41/02 Staatsbürgerschaft, Pass- und Melderecht, Fremdenrecht, Asylrecht

Norm

BVG-Rassendiskriminierung ArtI Abs1
AsylG 2005 §2 Abs1 Z22, §3, §34
  1. AsylG 2005 § 2 heute
  2. AsylG 2005 § 2 gültig von 01.07.2021 bis 23.12.2020 zuletzt geändert durch BGBl. I Nr. 69/2020
  3. AsylG 2005 § 2 gültig ab 24.12.2020 zuletzt geändert durch BGBl. I Nr. 145/2020
  4. AsylG 2005 § 2 gültig von 01.09.2018 bis 23.12.2020 zuletzt geändert durch BGBl. I Nr. 56/2018
  5. AsylG 2005 § 2 gültig von 01.11.2017 bis 31.08.2018 zuletzt geändert durch BGBl. I Nr. 145/2017
  6. AsylG 2005 § 2 gültig von 01.11.2017 bis 31.10.2017 zuletzt geändert durch BGBl. I Nr. 84/2017
  7. AsylG 2005 § 2 gültig von 01.06.2016 bis 31.10.2017 zuletzt geändert durch BGBl. I Nr. 24/2016
  8. AsylG 2005 § 2 gültig von 20.07.2015 bis 31.05.2016 zuletzt geändert durch BGBl. I Nr. 70/2015
  9. AsylG 2005 § 2 gültig von 01.01.2014 bis 19.07.2015 zuletzt geändert durch BGBl. I Nr. 144/2013
  10. AsylG 2005 § 2 gültig von 01.01.2014 bis 31.12.2013 zuletzt geändert durch BGBl. I Nr. 87/2012
  11. AsylG 2005 § 2 gültig von 01.01.2014 bis 31.12.2013 zuletzt geändert durch BGBl. I Nr. 68/2013
  12. AsylG 2005 § 2 gültig von 01.01.2010 bis 31.12.2013 zuletzt geändert durch BGBl.
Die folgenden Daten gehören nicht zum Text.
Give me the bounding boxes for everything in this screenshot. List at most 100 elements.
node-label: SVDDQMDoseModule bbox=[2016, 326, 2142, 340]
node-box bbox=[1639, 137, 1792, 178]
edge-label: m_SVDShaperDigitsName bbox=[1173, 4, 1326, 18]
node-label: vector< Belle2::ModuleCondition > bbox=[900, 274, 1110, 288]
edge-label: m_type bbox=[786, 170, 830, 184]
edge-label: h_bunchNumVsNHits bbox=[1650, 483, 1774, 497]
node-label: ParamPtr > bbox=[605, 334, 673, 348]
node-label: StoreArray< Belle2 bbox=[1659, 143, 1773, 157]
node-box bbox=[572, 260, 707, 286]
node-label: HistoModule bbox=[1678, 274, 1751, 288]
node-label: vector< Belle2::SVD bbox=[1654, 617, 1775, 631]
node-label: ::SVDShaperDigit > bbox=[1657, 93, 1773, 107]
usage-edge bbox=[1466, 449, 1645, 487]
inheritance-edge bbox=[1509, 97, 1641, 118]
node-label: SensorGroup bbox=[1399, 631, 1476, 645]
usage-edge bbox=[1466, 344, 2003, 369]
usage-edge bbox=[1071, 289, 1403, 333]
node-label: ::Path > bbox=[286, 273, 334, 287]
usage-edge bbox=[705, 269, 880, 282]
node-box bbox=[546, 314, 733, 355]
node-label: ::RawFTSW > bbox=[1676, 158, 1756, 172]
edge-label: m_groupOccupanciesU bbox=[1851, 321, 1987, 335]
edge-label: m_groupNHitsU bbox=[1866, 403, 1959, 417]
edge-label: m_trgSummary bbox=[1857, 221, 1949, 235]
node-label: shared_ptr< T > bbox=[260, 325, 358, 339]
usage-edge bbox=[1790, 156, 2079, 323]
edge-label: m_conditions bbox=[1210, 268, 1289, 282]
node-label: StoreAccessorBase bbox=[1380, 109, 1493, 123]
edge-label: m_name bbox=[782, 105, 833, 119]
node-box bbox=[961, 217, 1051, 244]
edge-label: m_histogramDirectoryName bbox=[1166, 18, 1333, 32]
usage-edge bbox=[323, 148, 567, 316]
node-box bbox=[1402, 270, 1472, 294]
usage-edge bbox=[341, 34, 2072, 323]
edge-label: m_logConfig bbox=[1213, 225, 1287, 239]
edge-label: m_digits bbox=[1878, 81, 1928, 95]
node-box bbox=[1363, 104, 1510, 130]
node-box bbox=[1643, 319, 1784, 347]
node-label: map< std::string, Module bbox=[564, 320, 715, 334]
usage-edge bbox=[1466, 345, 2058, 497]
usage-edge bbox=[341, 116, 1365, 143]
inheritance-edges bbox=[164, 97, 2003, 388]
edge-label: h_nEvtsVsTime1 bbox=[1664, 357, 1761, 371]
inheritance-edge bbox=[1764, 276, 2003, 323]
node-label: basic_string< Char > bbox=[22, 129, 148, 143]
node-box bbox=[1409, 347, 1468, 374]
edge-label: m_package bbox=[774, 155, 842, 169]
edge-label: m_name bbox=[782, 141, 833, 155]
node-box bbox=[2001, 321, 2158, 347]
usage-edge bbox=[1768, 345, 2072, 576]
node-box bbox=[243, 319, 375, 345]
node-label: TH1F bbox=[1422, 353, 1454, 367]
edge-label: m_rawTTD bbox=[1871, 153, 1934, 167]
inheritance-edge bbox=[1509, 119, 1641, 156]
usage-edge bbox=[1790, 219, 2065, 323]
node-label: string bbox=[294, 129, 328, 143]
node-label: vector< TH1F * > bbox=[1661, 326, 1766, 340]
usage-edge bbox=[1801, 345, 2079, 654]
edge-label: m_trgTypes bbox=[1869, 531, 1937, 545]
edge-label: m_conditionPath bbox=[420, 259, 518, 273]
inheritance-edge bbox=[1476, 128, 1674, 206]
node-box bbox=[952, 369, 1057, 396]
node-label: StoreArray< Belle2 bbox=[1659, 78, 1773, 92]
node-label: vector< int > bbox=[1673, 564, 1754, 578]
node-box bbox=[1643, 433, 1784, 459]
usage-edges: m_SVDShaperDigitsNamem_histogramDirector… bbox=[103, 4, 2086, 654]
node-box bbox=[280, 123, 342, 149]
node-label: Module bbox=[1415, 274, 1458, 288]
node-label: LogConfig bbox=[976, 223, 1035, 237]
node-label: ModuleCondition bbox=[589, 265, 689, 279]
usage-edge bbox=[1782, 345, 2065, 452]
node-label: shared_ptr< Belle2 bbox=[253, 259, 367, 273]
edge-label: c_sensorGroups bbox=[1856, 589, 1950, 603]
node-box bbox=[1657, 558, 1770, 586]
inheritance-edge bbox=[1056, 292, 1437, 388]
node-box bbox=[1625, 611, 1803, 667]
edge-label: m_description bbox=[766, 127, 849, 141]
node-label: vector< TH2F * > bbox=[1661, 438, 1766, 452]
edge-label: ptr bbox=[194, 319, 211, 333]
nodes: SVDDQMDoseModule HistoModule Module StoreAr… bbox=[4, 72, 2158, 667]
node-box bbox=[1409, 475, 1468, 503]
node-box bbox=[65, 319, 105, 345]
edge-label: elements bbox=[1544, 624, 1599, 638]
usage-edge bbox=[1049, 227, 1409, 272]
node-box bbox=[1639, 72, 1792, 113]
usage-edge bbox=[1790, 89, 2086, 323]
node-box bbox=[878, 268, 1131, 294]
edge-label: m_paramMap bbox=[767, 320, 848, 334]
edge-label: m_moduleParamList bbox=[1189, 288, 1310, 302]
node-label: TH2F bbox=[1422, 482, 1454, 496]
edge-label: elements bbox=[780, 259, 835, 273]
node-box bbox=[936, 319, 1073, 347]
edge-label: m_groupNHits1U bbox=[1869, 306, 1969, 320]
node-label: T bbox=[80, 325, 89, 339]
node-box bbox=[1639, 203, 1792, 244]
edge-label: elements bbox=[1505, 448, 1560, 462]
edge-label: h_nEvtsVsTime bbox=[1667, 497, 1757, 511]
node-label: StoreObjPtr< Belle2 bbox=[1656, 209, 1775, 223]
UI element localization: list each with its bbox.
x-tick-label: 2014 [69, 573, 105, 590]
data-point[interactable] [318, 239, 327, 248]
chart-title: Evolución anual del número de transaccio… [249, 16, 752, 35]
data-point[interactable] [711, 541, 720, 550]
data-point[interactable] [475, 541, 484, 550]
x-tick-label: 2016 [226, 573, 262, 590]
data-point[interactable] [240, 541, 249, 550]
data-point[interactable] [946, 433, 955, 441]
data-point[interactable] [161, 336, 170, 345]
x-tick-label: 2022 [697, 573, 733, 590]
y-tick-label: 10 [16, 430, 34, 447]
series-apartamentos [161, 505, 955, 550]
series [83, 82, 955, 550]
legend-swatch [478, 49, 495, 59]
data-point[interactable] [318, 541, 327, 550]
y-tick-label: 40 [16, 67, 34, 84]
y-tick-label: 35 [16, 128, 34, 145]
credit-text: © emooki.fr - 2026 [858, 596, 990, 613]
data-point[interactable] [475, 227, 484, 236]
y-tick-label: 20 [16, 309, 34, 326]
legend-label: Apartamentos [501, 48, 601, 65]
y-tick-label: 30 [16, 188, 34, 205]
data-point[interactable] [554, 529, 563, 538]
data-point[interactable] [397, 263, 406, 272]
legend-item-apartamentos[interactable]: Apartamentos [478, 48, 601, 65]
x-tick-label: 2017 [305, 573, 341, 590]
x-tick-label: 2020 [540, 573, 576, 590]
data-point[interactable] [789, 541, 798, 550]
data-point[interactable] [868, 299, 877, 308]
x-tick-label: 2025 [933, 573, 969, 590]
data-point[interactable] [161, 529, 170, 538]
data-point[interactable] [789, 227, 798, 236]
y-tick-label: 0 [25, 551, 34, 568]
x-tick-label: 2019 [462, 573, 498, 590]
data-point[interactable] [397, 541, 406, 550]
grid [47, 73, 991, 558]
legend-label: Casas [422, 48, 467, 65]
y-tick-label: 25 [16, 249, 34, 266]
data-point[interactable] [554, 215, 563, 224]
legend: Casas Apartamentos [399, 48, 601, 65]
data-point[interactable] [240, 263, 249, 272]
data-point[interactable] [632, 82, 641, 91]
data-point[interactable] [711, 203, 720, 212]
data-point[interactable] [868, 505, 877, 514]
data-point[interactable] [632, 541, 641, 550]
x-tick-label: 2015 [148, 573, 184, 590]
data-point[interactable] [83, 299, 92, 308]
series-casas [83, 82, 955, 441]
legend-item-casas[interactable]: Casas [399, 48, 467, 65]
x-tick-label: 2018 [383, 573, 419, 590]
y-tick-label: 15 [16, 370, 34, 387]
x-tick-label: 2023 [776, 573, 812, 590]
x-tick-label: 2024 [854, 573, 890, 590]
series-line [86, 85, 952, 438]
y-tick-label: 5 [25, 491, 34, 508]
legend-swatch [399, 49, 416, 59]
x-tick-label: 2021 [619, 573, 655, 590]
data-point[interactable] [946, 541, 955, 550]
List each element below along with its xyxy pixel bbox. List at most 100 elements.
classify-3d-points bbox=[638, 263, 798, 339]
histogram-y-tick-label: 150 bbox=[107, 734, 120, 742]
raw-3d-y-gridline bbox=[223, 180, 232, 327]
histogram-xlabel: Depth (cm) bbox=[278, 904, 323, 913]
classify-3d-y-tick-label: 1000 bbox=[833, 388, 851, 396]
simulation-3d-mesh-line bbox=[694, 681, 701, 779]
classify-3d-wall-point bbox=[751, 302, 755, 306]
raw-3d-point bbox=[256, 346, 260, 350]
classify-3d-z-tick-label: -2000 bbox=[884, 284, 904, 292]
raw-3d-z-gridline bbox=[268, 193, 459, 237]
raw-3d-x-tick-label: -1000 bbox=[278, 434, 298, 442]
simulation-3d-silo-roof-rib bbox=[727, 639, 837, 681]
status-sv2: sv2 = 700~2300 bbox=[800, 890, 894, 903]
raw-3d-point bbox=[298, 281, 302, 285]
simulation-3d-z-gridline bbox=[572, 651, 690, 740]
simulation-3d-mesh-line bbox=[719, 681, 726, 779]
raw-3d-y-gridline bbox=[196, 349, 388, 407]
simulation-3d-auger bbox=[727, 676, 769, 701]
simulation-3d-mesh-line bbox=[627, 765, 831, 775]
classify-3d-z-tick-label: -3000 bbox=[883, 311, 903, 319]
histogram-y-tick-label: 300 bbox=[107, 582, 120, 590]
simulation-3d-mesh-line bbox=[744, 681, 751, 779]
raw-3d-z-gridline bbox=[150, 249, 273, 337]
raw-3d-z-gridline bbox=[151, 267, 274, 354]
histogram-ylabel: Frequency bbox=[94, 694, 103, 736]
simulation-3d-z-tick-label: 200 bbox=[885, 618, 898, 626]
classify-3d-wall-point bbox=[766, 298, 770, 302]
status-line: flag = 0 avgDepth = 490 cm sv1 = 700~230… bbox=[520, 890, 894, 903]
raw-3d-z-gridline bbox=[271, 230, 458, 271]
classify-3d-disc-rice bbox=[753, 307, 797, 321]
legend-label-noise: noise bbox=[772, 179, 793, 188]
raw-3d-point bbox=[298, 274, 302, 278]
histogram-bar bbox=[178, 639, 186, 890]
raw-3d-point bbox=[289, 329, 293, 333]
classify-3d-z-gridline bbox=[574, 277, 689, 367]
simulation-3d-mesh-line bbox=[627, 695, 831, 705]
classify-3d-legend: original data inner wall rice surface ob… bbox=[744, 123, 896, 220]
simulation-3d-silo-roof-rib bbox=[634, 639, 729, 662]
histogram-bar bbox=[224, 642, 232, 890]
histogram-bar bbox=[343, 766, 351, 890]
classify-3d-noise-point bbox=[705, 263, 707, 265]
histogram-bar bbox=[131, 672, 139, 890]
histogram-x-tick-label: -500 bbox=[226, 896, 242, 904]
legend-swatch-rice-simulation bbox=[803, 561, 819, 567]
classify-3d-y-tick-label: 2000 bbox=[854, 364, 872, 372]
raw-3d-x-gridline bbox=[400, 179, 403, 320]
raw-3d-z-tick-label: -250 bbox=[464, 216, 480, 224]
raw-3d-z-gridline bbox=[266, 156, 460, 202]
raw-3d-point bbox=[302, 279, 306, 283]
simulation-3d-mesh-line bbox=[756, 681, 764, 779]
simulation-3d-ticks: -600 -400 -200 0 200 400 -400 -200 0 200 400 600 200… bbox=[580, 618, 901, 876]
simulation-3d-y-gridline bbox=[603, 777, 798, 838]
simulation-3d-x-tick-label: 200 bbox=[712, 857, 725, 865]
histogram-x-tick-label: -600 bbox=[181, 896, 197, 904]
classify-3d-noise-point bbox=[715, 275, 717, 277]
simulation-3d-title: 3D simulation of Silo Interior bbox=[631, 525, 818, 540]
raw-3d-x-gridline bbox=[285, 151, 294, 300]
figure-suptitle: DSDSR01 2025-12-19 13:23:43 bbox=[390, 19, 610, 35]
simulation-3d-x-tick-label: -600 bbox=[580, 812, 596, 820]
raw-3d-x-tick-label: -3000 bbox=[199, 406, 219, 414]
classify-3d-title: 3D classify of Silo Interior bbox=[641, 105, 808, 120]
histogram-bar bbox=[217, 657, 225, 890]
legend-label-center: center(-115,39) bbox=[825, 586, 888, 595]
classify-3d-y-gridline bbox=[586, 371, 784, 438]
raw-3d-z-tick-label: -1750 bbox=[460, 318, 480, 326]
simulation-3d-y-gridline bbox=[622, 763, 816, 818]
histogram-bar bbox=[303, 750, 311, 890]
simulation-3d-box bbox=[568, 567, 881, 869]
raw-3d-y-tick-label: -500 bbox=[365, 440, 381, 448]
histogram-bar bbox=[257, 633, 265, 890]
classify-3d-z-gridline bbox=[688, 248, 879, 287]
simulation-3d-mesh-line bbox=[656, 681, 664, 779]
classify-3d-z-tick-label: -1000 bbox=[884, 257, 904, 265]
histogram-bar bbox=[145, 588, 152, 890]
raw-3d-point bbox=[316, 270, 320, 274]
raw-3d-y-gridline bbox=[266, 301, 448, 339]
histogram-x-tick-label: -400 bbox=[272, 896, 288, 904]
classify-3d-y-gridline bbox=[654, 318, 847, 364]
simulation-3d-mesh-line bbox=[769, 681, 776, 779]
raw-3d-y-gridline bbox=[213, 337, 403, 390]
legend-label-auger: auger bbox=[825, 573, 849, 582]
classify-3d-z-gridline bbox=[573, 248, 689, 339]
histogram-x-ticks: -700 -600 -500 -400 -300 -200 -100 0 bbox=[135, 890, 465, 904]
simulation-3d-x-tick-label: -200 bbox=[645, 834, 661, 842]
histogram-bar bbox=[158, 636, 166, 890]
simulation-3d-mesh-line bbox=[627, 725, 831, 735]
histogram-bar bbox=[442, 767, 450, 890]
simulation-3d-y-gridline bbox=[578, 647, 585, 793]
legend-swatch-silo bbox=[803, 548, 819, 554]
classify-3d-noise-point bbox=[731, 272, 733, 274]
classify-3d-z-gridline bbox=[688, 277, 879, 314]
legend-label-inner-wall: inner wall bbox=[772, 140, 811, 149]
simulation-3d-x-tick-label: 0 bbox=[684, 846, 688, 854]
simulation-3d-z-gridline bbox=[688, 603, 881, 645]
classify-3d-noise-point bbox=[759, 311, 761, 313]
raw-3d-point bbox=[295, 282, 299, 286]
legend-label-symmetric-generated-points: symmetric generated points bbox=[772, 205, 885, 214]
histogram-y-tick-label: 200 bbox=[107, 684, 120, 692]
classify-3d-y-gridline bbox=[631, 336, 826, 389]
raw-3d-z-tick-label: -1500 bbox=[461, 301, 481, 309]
I Nr. 135/2009
  13. AsylG 2005 § 2 gültig von 01.01.2010 bis 31.12.2009 zuletzt geändert durch BGBl. I Nr. 122/2009
  14. AsylG 2005 § 2 gültig von 01.07.2008 bis 31.12.2009 zuletzt geändert durch BGBl. I Nr. 4/2008
  15. AsylG 2005 § 2 gültig von 01.01.2006 bis 30.06.2008

Leitsatz

Verletzung im Recht auf Gleichbehandlung von Fremden untereinander durch Abweisung des Asylantrags einer iranischen Staatsangehörigen mangels Berücksichtigung der für die Zuerkennung des Status der subsidiär Schutzberechtigten relevanten Gründe betreffend eine Verfolgung auf Grund des Familienverbandes zu ihren Kindern auch unter dem Aspekt der Asylgewährung

Rechtssatz

Dem AsylGH ist es nicht vorzuwerfen, dass er bei der Behandlung des Antrags der Beschwerdeführerin nicht nach §34 AsylG 2005 vorgegangen ist, war der Sohn der Beschwerdeführerin doch bereits zum Zeitpunkt der Antragstellung volljährig und damit nicht als Familienangehöriger iSd §2 Abs1 Z22 AsylG 2005 anzusehen.

Die Zuerkennung des Status einer subsidiär Schutzberechtigten in der angefochtenen Entscheidung wird wesentlich damit begründet, dass auf Grund der familiären Beziehung der Beschwerdeführerin einerseits zu ihrem zum Christentum konvertierten und den Status des Asylberechtigten in Österreich innehabenden Sohn, als auch zu ihrer Tochter, die - was der AsylGH beweiswürdigend feststellt - auf Grund unehelicher Beziehungen zu Männern Probleme mit den Behörden im Heimatstaat hatte, nicht auszuschließen sei, dass die Beschwerdeführerin im Falle einer Rückkehr auf besonderes Interesse der Behörde stoßen und eine unmenschliche oder erniedrigende Behandlung im Rahmen einer persönlichen Vernehmung, die im Falle einer Wiedereinreise der Beschwerdeführerin sehr wahrscheinlich sei, daher nicht mit der erforderlichen Sicherheit ausgeschlossen werden könne.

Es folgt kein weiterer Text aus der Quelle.